Aan het vereiste van beroepsbekwaamheid, bedoeld in artikel 28, eerste lid, van de wet is voldaan als de spoorwegonderneming beschikt of zal beschikken over een bestuurlijke organisatie die de nodige kennis en ervaring bezit om de operationele controle en het toezicht op de in de vergunning omschreven activiteiten op veilige en betrouwbare wijze te kunnen uitoefenen.

§ 5. Verzekeringsplicht

Artikel 7

  • 1 Een spoorwegonderneming voldoet aan de uit artikel 55 van de wet voortvloeiende verzekeringsplicht indien zij de uit de wettelijke aansprakelijkheid voortvloeiende financiële risico’s heeft gedekt door middel van een verzekering die Nederland als dekkingsgebied heeft en een dekkingsbedrag heeft van ten minste € 10.000.000 per gebeurtenis.

  • 2 Aan de bedrijfsvergunning wordt het voorschrift verbonden dat indien de spoorwegonderneming ook spoorvervoer buiten Nederland wil verrichten, zij zich voor de betreffende landen aanvullend moet verzekeren.

§ 6. Beperkte bedrijfsvergunning

Artikel 8

  • 1 De soorten van gebruik van de hoofdspoorweg, bedoeld in artikel 28, tweede lid, van de wet waarvoor Onze Minister de vereisten van goede naam en financiële draagkracht buiten toepassing kan laten, zijn:

    • a. rangeerwerkzaamheden,

    • b. het verrichten van eigen vervoer,

    • c. deelnemen aan het spoorverkeer zonder vervoer te verrichten.

  • 2 De soorten van gebruik van de hoofdspoorweg, bedoeld in artikel 28, tweede lid, van de wet waarvoor Onze Minister de vereisten van goede naam, financiële draagkracht en beroepsbekwaamheid buiten toepassing kan laten, zijn:

    • a. het ten behoeve van overgave- of stationsfaciliteiten berijden van de hoofdspoorweg, uitsluitend binnen de begrenzing van een spoorwegemplacement, als bedoeld in artikel 1, onderdeel e, van het Besluit spoorverkeer, of

    • b. deelnemen aan het spoorverkeer met zelfrijdend gereedschap of een daarmee vergelijkbaar voertuig om werkzaamheden aan of nabij de hoofdspoorweg uit te voeren op een deel van de hoofdspoorweg dat, ten behoeve van deze werkzaamheden, buiten dienst is gesteld.

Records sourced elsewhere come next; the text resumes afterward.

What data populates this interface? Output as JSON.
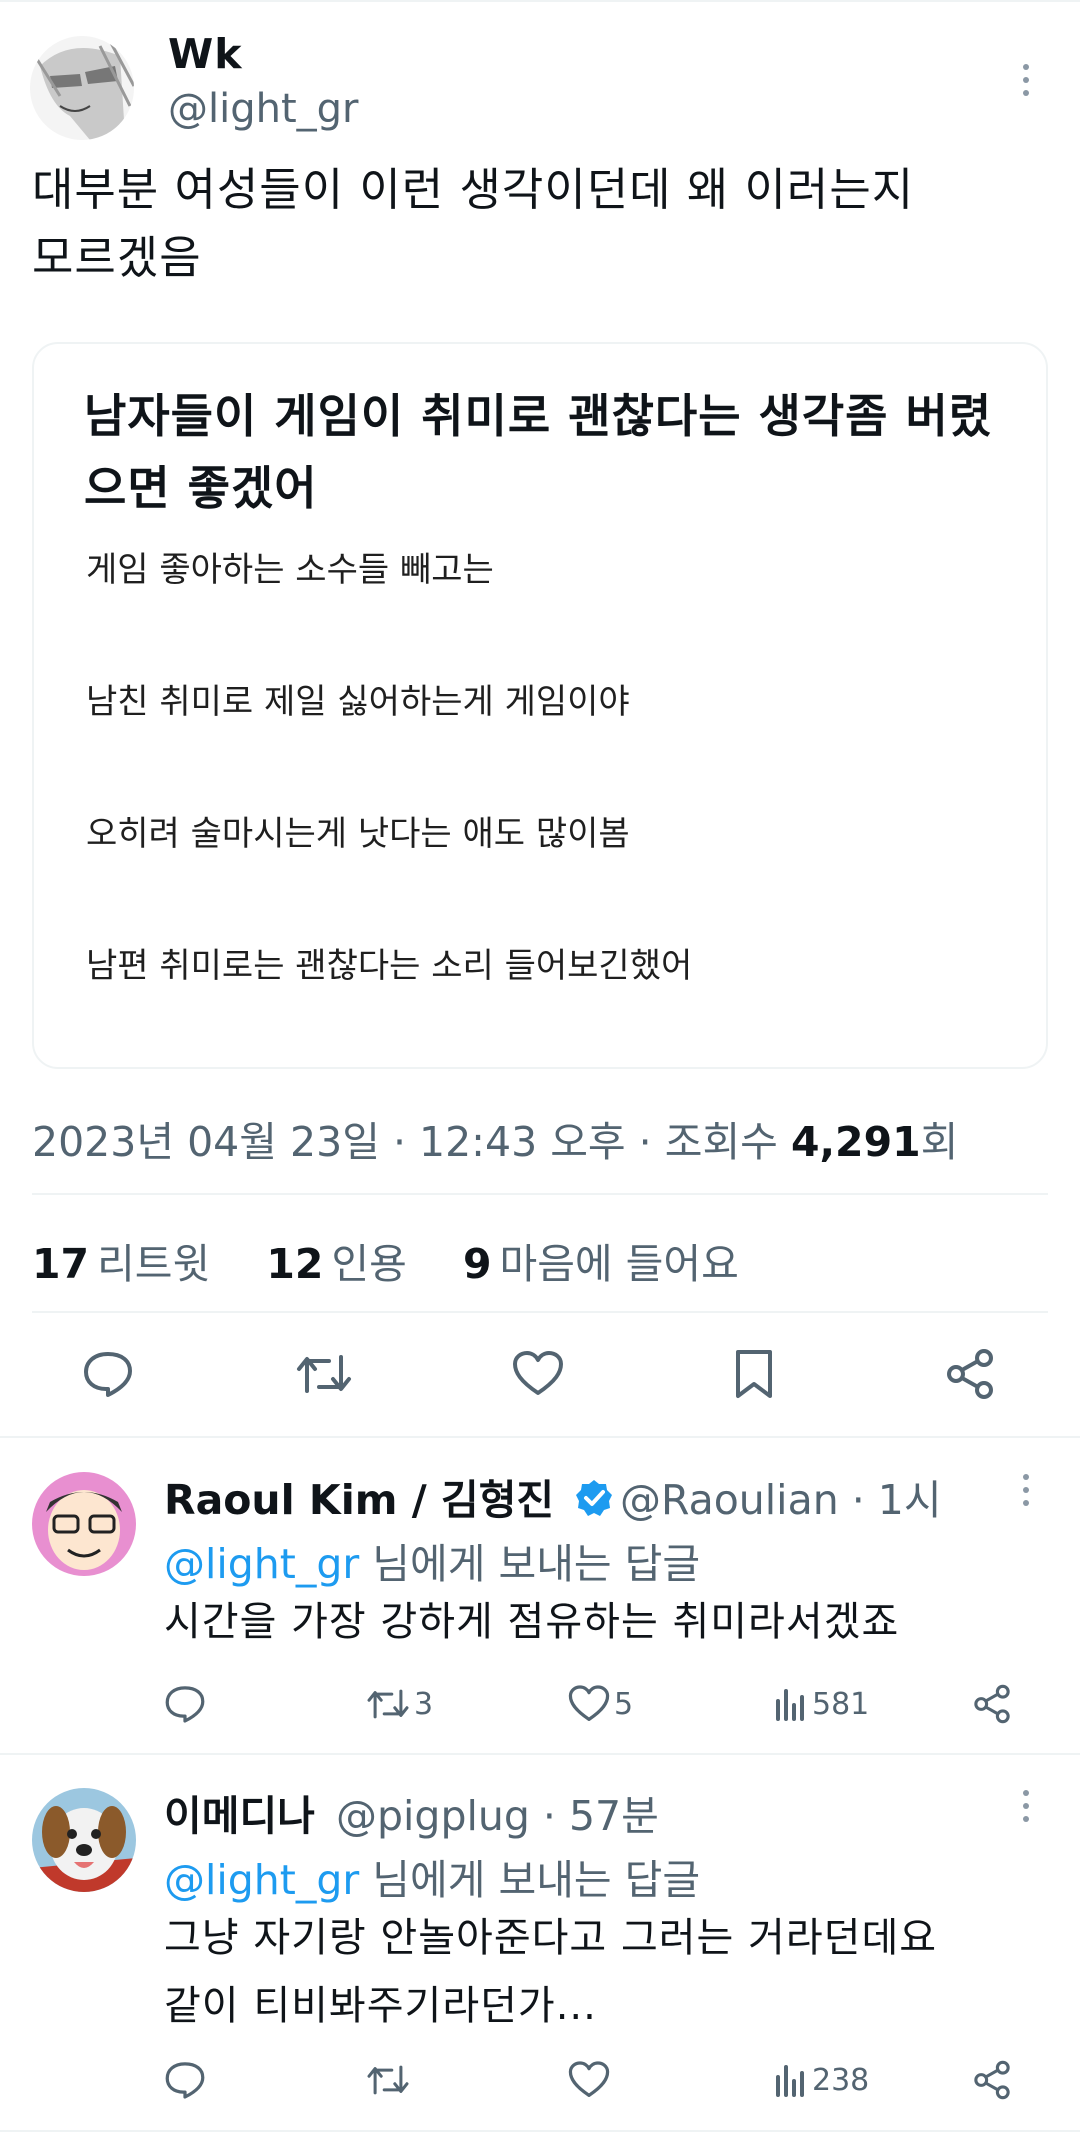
{
  "tweet": {
    "author_name": "Wk",
    "author_handle": "@light_gr",
    "text_line1": "대부분 여성들이 이런 생각이던데 왜 이러는지",
    "text_line2": "모르겠음",
    "card": {
      "title": "남자들이 게임이 취미로 괜찮다는 생각좀 버렸으면 좋겠어",
      "lines": [
        "게임 좋아하는 소수들 빼고는",
        "남친 취미로 제일 싫어하는게 게임이야",
        "오히려 술마시는게 낫다는 애도 많이봄",
        "남편 취미로는  괜찮다는 소리 들어보긴했어"
      ]
    },
    "timestamp": "2023년 04월 23일 · 12:43 오후 · 조회수 ",
    "views": "4,291",
    "views_suffix": "회",
    "stats": {
      "retweets": "17",
      "retweets_label": "리트윗",
      "quotes": "12",
      "quotes_label": "인용",
      "likes": "9",
      "likes_label": "마음에 들어요"
    }
  },
  "replies": [
    {
      "name": "Raoul Kim / 김형진",
      "verified": true,
      "handle_time": "@Raoulian · 1시",
      "reply_to_mention": "@light_gr",
      "reply_to_suffix": " 님에게 보내는 답글",
      "text_line1": "시간을 가장 강하게 점유하는 취미라서겠죠",
      "text_line2": "",
      "retweets": "3",
      "likes": "5",
      "views": "581"
    },
    {
      "name": "이메디나",
      "verified": false,
      "handle_time": "@pigplug · 57분",
      "reply_to_mention": "@light_gr",
      "reply_to_suffix": " 님에게 보내는 답글",
      "text_line1": "그냥 자기랑 안놀아준다고 그러는 거라던데요",
      "text_line2": "같이 티비봐주기라던가...",
      "retweets": "",
      "likes": "",
      "views": "238"
    }
  ],
  "icons": {
    "reply": "reply-icon",
    "retweet": "retweet-icon",
    "like": "heart-icon",
    "bookmark": "bookmark-icon",
    "share": "share-icon",
    "views": "views-icon",
    "more": "more-icon",
    "verified": "verified-badge-icon"
  },
  "colors": {
    "text": "#0f1419",
    "secondary": "#536471",
    "accent": "#1d9bf0",
    "divider": "#eff3f4"
  }
}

  • 3 Een spoorwegonderneming die louter activiteiten uitoefent als bedoeld in het tweede lid voldoet aan de uit artikel 55 van de wet voortvloeiende verzekeringsplicht indien zij de uit de wettelijke aansprakelijkheid voortvloeiende financiële risico’s heeft gedekt door middel van een verzekering die Nederland als dekkingsgebied heeft en een dekkingsbedrag heeft van minimaal € 2.500.000 per gebeurtenis.

§ 7. Aanvraag

Artikel 9

Een aanvraag tot verlening van een bedrijfsvergunning bevat met het oog op het vereiste van goede naam:

  • a. een verklaring omtrent het gedrag als bedoeld in artikel 28 van de Wet justitiële en strafvorderlijke gegevens, welke verklaring niet ouder is dan twee maanden,

  • b. een verklaring, afgegeven door de Kamer van Koophandel en niet ouder dan twee maanden, dat jegens de spoorwegonderneming of haar bestuurders in de aaneengesloten periode van vijf jaar voor de vergunningaanvraag geen onherroepelijk faillissement is uitgesproken.

Artikel 10

Een aanvraag tot verlening van een bedrijfsvergunning bevat met het oog op het vereiste van financiële draagkracht de documenten, bedoeld in onderdeel I, onder 1, van de bijlage van richtlijn 95/18/EG.

Artikel 11

Een aanvraag tot verlening van een bedrijfsvergunning bevat met het oog op het vereiste van beroepsbekwaamheid de gegevens, bedoeld in onderdeel II van de bijlage bij richtlijn 95/18/EG.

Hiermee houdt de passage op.